Foi “um capítulo negro, difícil e vergonhoso da nossa história ainda recente”, acrescentou Martin, que se referiu ainda a uma “sociedade disfuncional”, com “atitudes retorcidas”, que “maltratou mulheres”, ” jovens mães” e “especialmente, crianças”.
Igreja Católica: embaraço e vergonha

Uma das “lavandarias da Madalena”, dirigidas por freiras católicas, onde mães solteiras e crianças foram maltratadas durante várias décadas. Foto: Direitos reservados
A Igreja Católica, que teve a responsabilidade pela maioria das casas que acolheram e maltrataram mães solteiras e bebés, de uma forma geral teve uma atitude positiva relativamente ao estudo.
Dois bispos cujas dioceses (Raphoe e Derry) estão situadas na parte noroeste do país, a de maior concentração de casos, emitiram uma declaração conjunta em que reconhecem o papel da Igreja no tratamento “rude e insensível” dado nos lares para mães e bebés. “Estamos a contactar com histórias de muitas mulheres e meninas vulneráveis que estavam grávidas. Num período em que precisavam de amor e cuidado, viram-se isoladas e abandonadas e, mais ainda, estigmatizadas por uma cultura de medo, julgamento e sigilo”, reconhecem os dois prelados.
Para eles, este relatório vem prestar um grande serviço aos sobreviventes, às suas famílias e à sociedade em geral, incluindo a Igreja.
Também o primaz da Irlanda, o arcebispo de Armagh, Eamon Martin, congratulou-se com a publicação do relatório e pediu perdão aos sobreviventes e todos aqueles, disse ele, “que são pessoalmente afetados pelas realidades que [a investigação] revela“.
“Aceito que a Igreja fez claramente parte de uma cultura em que as pessoas eram frequentemente estigmatizadas, julgadas e rejeitadas “, disse o arcebispo. “Embora possa ser angustiante, é importante que todos nós passemos algum tempo nos próximos dias a refletir sobre este relatório que aborda a história pessoal e a experiência de muitas famílias na Irlanda ”, observou Eamon Martin.
Também uma porta-voz das Irmãs do Bom Socorro, a congregação responsável pela Casa da Mãe e do Bebé de Tuam, entre 1925 e 1961, confirmou ao Global Sisters Report que pretende participar num esquema de reparação.
“Não estivemos à altura do nosso cristianismo quando gerimos o lar.

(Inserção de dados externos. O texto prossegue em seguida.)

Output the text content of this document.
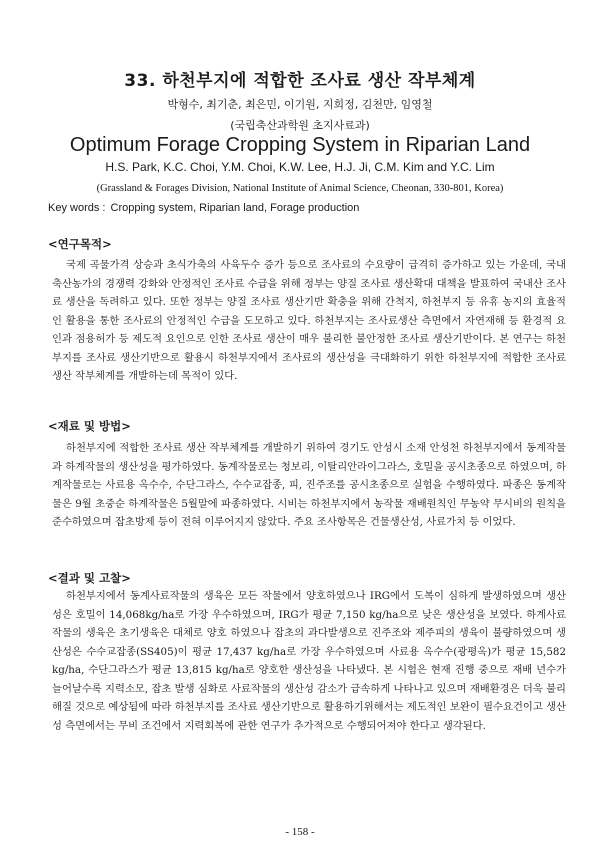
33. 하천부지에 적합한 조사료 생산 작부체계
박형수, 최기춘, 최은민, 이기원, 지희정, 김천만, 임영철
(국립축산과학원 초지사료과)
Optimum Forage Cropping System in Riparian Land
H.S. Park, K.C. Choi, Y.M. Choi, K.W. Lee, H.J. Ji, C.M. Kim and Y.C. Lim
(Grassland & Forages Division, National Institute of Animal Science, Cheonan, 330-801, Korea)
Key words : Cropping system, Riparian land, Forage production
<연구목적>

국제 곡물가격 상승과 초식가축의 사육두수 증가 등으로 조사료의 수요량이 급격히 증가하고 있는 가운데, 국내 축산농가의 경쟁력 강화와 안정적인 조사료 수급을 위해 정부는 양질 조사료 생산확대 대책을 발표하여 국내산 조사료 생산을 독려하고 있다. 또한 정부는 양질 조사료 생산기반 확충을 위해 간척지, 하천부지 등 유휴 농지의 효율적인 활용을 통한 조사료의 안정적인 수급을 도모하고 있다. 하천부지는 조사료생산 측면에서 자연재해 등 환경적 요인과 점용허가 등 제도적 요인으로 인한 조사료 생산이 매우 불리한 불안정한 조사료 생산기반이다. 본 연구는 하천부지를 조사료 생산기반으로 활용시 하천부지에서 조사료의 생산성을 극대화하기 위한 하천부지에 적합한 조사료 생산 작부체계를 개발하는데 목적이 있다.

<재료 및 방법>

하천부지에 적합한 조사료 생산 작부체계를 개발하기 위하여 경기도 안성시 소재 안성천 하천부지에서 동계작물과 하계작물의 생산성을 평가하였다. 동계작물로는 청보리, 이탈리안라이그라스, 호밀을 공시초종으로 하였으며, 하계작물로는 사료용 옥수수, 수단그라스, 수수교잡종, 피, 진주조를 공시초종으로 실험을 수행하였다. 파종은 동계작물은 9월 초중순 하계작물은 5월말에 파종하였다. 시비는 하천부지에서 농작물 재배원칙인 무농약 무시비의 원칙을 준수하였으며 잡초방제 등이 전혀 이루어지지 않았다. 주요 조사항목은 건물생산성, 사료가치 등 이었다.

<결과 및 고찰>

하천부지에서 동계사료작물의 생육은 모든 작물에서 양호하였으나 IRG에서 도복이 심하게 발생하였으며 생산성은 호밀이 14,068kg/ha로 가장 우수하였으며, IRG가 평균 7,150 kg/ha으로 낮은 생산성을 보였다. 하계사료작물의 생육은 초기생육은 대체로 양호 하였으나 잡초의 과다발생으로 진주조와 제주피의 생육이 불량하였으며 생산성은 수수교잡종(SS405)이 평균 17,437 kg/ha로 가장 우수하였으며 사료용 옥수수(광평옥)가 평균 15,582 kg/ha, 수단그라스가 평균 13,815 kg/ha로 양호한 생산성을 나타냈다. 본 시험은 현재 진행 중으로 재배 년수가 늘어날수록 지력소모, 잡초 발생 심화로 사료작물의 생산성 감소가 급속하게 나타나고 있으며 재배환경은 더욱 불리해질 것으로 예상됨에 따라 하천부지를 조사료 생산기반으로 활용하기위해서는 제도적인 보완이 필수요건이고 생산성 측면에서는 무비 조건에서 지력회복에 관한 연구가 추가적으로 수행되어져야 한다고 생각된다.

- 158 -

Não respeitámos a dignidade inerente das mulheres e crianças que vieram para o lar. Não lhes oferecemos a compaixão de que tanto precisavam”, disse a irmã Eileen O’Connor, responsável pelas Irmãs do Bom Socorro, uma das congregações criticadas no relatório por não ter mantido registos dos enterros de crianças que morreram nas suas instituições.
O relatório agora divulgado, admite a congregação, apresenta uma história da Irlanda “na qual muitas mulheres e crianças foram rejeitadas, silenciadas e excluídas; na qual foram sujeitas a privações; e na qual a sua dignidade humana inerente foi desrespeitada, na vida e na morte”. E acrescenta a responsável: “As nossas irmãs fizeram parte desta história dolorosa. Reconhecemos em particular que os bebés e as crianças que morreram no lar foram enterrados de uma forma desrespeitosa e inaceitável. Por tudo isto, lamentamos profundamente.”